The Trust Company recognizes the general rule that estoppel applies against the state, a political subdivision or an agency only when its interposition would further some principle of public policy or interest.23 However, the Trust Company makes no public policy argument for the application of estoppel in the instant cause. The National Academy asserts that the public interest in continuity of medical assistance benefits would be furthered by applying the doctrine of estoppel to prevent termination of benefits. This argument rests upon an assertion that failure to apply the doctrine would encourage Human Services to deny benefits and thereby force the trustee to provide benefits for basic needs. Payments made for food, shelter and clothing would then be available income within the medical eligibility rules and regulations.24
The record is devoid of any evidence that Human Services has not reinstated Barker’s benefits as an attempt to force the trustees to make payments to Barker. In Trust I, we noted that a tension exists between the provision of state services and the use of private funds for medical expenses— “(e)conomic reality demonstrates that the source of funds for public- assistance pro[1350]*1350grams is finite.”25 Congress has eased the tension between the provision of medical assistance through the public sector and from private funds by basing eligibility on actual availability of income and resources.
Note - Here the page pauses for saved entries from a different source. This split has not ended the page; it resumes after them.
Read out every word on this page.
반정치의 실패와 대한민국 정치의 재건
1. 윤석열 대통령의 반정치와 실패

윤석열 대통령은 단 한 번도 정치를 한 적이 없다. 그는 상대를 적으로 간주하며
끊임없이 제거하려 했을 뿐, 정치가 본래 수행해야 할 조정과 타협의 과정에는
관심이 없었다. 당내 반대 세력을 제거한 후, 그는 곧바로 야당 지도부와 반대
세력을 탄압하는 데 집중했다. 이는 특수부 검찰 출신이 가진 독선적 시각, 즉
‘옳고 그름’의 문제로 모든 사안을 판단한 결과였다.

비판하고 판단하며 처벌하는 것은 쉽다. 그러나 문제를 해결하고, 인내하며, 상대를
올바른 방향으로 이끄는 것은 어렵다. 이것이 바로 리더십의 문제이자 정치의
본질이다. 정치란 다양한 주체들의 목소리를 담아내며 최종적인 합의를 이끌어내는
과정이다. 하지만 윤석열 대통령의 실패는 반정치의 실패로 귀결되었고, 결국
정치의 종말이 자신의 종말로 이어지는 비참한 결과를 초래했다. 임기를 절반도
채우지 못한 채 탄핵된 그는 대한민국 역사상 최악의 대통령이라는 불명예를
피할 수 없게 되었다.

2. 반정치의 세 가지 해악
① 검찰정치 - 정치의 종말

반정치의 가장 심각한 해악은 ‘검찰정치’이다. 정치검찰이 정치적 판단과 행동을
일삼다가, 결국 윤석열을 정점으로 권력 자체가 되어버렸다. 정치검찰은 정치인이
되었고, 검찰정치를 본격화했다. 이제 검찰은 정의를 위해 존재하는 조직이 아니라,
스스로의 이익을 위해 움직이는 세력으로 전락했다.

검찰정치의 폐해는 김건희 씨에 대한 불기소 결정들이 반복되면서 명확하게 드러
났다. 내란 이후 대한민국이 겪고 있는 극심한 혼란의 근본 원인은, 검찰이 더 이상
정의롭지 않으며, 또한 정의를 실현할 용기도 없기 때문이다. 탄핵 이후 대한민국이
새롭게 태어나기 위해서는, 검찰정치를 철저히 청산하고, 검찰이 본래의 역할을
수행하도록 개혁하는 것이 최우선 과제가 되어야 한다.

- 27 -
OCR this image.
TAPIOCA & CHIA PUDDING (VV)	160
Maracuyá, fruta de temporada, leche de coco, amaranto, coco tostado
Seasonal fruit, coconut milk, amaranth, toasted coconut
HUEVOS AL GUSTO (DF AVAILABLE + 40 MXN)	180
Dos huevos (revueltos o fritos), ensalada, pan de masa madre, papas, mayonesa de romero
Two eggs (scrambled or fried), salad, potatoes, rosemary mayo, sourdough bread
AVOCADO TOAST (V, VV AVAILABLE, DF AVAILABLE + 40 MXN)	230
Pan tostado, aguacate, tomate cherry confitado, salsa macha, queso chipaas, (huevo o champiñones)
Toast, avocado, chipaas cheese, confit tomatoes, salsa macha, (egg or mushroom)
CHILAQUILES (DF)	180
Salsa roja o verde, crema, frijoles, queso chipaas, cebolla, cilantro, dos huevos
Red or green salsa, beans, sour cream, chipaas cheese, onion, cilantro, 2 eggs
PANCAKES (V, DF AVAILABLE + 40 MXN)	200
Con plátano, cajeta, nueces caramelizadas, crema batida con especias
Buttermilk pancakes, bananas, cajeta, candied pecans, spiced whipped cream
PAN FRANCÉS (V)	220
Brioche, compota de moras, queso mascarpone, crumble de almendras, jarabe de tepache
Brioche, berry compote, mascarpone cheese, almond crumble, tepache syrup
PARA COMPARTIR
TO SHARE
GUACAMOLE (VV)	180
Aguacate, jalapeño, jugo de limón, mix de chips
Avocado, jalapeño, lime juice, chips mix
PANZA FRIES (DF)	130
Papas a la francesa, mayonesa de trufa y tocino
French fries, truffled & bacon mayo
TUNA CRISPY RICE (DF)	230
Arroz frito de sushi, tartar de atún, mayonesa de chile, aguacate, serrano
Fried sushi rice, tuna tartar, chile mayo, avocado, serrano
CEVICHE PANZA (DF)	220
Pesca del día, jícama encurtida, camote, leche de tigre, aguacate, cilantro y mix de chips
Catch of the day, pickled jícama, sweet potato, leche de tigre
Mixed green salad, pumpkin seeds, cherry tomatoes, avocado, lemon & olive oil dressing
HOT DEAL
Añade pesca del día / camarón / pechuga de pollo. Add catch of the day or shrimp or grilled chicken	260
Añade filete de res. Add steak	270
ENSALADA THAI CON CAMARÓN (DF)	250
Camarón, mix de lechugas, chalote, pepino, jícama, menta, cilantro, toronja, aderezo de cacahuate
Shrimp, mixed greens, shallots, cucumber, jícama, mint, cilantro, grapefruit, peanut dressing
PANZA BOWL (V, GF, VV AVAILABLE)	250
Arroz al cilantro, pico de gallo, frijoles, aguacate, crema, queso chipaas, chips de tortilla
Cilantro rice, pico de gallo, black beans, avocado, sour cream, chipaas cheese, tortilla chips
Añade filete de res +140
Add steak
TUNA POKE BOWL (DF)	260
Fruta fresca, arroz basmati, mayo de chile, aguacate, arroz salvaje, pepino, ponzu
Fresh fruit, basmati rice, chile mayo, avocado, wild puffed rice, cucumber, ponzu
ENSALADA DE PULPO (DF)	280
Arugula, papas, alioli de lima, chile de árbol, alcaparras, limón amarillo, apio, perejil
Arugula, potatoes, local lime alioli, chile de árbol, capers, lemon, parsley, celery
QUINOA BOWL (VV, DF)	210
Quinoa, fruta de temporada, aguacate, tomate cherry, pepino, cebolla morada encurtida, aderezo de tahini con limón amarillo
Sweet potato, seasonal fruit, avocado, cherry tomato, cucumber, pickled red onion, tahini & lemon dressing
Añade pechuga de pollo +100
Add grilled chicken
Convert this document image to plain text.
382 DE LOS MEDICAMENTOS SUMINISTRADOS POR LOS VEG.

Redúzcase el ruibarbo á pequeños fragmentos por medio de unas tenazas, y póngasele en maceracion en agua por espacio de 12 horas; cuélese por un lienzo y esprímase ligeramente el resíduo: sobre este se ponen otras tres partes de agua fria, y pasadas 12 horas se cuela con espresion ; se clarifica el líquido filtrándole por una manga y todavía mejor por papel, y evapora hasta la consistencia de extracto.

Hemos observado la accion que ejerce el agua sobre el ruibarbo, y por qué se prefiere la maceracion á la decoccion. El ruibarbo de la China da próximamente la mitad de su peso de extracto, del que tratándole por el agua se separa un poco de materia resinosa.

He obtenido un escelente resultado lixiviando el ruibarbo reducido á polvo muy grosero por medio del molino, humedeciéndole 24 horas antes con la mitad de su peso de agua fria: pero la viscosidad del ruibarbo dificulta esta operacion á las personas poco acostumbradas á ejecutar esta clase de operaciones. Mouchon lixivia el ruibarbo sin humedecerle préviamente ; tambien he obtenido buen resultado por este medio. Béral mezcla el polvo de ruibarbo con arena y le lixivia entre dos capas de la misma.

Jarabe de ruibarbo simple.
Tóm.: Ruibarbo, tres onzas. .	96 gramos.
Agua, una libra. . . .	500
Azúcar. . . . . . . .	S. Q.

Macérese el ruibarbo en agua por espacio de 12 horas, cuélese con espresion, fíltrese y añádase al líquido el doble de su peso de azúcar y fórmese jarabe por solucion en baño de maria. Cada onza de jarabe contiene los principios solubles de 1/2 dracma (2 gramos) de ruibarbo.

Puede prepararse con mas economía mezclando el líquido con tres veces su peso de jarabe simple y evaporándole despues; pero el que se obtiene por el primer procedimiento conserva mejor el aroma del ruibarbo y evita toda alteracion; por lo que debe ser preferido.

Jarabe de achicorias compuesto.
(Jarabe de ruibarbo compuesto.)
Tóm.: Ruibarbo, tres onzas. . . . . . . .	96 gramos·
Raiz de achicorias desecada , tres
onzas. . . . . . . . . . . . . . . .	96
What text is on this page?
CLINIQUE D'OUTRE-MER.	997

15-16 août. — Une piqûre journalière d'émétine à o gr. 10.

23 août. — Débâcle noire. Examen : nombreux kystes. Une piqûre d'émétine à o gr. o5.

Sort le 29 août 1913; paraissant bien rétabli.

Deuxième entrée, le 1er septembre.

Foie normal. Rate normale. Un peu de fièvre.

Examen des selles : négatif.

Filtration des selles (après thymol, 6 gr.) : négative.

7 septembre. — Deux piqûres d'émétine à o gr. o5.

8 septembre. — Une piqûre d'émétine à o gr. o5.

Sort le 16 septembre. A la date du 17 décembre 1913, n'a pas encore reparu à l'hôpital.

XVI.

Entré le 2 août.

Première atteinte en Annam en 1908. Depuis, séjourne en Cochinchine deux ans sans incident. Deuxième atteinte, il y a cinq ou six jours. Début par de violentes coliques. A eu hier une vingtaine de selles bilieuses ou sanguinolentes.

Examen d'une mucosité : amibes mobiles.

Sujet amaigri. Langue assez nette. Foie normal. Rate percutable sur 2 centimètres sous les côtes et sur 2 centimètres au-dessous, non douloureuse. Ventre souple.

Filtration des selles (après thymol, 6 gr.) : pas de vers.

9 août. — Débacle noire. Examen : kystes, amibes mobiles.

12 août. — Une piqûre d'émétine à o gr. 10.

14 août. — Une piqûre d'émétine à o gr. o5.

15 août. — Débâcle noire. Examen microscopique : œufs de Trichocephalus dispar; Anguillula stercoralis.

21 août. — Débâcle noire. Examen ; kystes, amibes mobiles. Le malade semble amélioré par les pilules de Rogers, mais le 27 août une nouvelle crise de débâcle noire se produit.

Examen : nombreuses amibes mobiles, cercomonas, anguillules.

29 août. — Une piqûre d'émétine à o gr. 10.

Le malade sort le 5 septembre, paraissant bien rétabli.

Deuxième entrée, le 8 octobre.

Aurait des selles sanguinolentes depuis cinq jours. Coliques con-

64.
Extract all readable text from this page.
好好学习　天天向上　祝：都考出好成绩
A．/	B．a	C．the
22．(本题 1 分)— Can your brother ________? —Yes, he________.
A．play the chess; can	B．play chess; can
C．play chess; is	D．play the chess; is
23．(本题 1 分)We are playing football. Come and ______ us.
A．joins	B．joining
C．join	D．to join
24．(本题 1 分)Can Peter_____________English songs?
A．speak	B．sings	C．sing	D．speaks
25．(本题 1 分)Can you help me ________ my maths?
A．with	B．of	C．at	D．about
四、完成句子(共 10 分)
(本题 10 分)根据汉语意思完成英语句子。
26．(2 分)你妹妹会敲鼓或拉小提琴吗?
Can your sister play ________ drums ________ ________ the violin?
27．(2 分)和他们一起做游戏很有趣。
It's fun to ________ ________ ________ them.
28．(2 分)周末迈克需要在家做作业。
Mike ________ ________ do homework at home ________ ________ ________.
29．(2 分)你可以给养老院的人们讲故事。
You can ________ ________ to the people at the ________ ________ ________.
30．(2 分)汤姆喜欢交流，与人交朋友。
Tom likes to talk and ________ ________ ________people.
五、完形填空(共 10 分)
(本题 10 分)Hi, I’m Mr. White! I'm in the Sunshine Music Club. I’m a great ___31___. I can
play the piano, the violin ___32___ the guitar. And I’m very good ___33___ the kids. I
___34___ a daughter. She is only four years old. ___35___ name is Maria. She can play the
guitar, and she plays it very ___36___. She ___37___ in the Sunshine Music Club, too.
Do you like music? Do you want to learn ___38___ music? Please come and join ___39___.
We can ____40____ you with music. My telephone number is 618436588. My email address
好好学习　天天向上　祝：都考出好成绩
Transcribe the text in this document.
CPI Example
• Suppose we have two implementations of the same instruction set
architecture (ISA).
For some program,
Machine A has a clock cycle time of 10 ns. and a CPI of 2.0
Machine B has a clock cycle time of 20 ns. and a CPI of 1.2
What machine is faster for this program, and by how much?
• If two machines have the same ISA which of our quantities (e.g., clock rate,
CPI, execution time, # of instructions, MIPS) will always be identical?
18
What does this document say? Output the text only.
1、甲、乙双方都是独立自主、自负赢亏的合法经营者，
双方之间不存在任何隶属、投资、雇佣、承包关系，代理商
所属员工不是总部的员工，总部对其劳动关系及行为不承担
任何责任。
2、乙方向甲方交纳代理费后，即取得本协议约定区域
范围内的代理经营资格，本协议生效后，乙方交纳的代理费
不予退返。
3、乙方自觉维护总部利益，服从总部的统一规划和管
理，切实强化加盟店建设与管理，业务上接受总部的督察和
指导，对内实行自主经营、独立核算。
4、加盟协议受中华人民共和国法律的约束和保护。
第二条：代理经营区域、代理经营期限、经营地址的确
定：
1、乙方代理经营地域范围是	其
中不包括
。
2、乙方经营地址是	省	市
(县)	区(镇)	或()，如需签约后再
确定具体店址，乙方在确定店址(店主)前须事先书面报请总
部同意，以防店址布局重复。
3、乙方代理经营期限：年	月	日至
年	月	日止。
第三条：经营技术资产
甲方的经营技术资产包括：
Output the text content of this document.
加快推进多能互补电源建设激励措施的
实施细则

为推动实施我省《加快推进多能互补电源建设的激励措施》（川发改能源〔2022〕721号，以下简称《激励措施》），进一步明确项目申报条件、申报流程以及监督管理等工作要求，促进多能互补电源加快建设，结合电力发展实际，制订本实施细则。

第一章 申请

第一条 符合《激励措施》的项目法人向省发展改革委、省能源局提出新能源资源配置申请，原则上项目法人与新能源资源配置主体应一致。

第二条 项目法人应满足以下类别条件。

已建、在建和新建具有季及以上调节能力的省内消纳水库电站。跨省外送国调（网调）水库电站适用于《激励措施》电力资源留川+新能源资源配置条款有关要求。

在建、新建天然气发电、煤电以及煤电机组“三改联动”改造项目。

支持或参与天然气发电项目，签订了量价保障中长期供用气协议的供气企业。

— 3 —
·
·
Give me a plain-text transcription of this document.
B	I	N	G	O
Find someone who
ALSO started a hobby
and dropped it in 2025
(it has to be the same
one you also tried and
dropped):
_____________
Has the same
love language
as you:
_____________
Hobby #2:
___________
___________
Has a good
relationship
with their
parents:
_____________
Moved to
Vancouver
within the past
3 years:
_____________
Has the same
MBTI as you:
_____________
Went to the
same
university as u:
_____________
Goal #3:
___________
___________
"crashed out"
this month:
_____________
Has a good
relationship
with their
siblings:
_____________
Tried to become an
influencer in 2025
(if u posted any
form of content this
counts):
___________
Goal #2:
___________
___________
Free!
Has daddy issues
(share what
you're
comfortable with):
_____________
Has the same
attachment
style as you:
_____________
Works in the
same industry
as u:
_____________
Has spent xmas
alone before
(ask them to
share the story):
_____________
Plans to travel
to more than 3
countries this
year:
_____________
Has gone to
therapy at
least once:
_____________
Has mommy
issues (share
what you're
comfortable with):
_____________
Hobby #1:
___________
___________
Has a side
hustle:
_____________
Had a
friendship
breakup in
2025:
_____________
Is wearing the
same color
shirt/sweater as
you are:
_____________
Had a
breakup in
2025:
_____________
An examination of the actual availability of income or resources for assistance serves to prevent tangential sources of income from being imputed to the applicant.26 Therefore, in the absence of (a) any public policy or public interest arguments by the Trust Company and (b) any evidence that Human Services’ actions were intended to force disbursals from the trust estate, we find that the facts presented will not support the application of estoppel against Human Services.
CONCLUSION
Human Services is required by federal law to consider income available to an applicant for medical eligibility assistance.27 It does not argue that all disbursals from the Barker trust necessarily constitute income within the meaning of its rules and regulations.28 Instead, it seeks the opportunity to examine the distributions made to determine whether they constitute available income to Barker for medical eligibility purposes. Disbursements made from the Barker trust may constitute income within the meaning of 42 U.S.C. § 1396a(a)(17)(B) (Supp.1993)29 if they are utilized to meet basic needs of food, clothing and shelter and under the Oklahoma Administrative Code (OAC) § 340:35-5-42 (1/1/93)30 if they do not qualify as income disregards. Because under these facts, application of the doctrine of estoppel against Human Services does not serve the public interest or policy, the cause is remanded for the certification process to continue under the guidelines of this opinion. We emphasize that just as we did not decide the estoppel issue in Trust I, we express no view here as to whether the disbursals made to the beneficiaries in the instant cause from the Barker trust constitute income for the purpose of medical eligibility qualifications.
REVERSED AND REMANDED.
ALMA WILSON, C.J., KAUGER, V.C.J., and HODGES, LAVENDER, SUMMERS and WATT, JJ., concur.
HARGRAVE, J., concurs in result.
SIMMS, J., with whom OPALA, J., joins, dissenting.